«Die Menschen sind verantwortlich für die Schöpfung und gleichzeitig auf sie angewiesen.» Foto: iStock/Ocskaymark
Die Schöpfung im Blick
Hinsehen und Handeln – Einladung zur ökumenischen Feier am Schöpfungstag.
Wir sehen hin. Wir handeln. Für unsere Nächsten und Gottes Schöpfung – Einladung zur ökumenischen Feier am Schöpfungstag.
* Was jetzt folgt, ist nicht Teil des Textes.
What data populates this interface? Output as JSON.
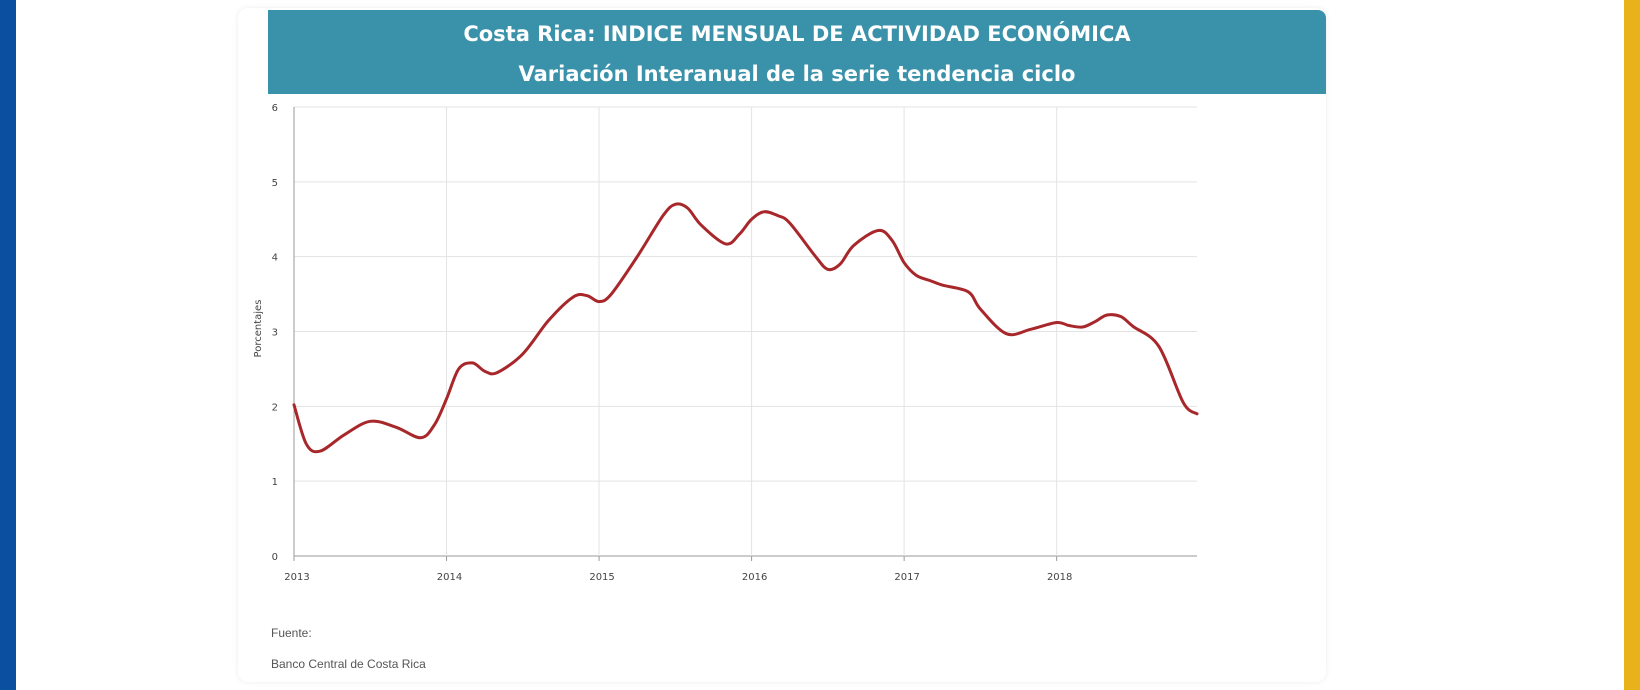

von Miriam Helfenstein, Fachstelle Kirche im Dialog
«We need to wake up!» Immer wieder war diese Botschaft auf selbstgebastelten Plakaten zu lesen, wurde durch die Strassen von Schweizer Städten gerufen und schmückt seit Pfingsten auch den Kirchenturm der Pfarrei St. Marien in Bern. Die Parole ist Ausdruck einer intensiven gesellschaftlichen Debatte der letzten Jahre, welche die Umwelt wieder stärker in den Fokus rückte. Bilder von abgeholzten Regenwäldern, Grafiken mit steigenden CO2-Kurven und Parolen rufende Jugendliche halten immer wieder deren Dringlichkeit vor Augen. Denn die Folgen von Umweltzerstörung und Klimawandel sind bereits zu spüren – vor allem in Ländern des globalen Südens. Es braucht Veränderungen. Und so ist der Ruf der Klimabewegung «System change, not climate change» auch als Forderung nach einer Neuausrichtung des Verhältnisses von Menschen und Natur zu verstehen.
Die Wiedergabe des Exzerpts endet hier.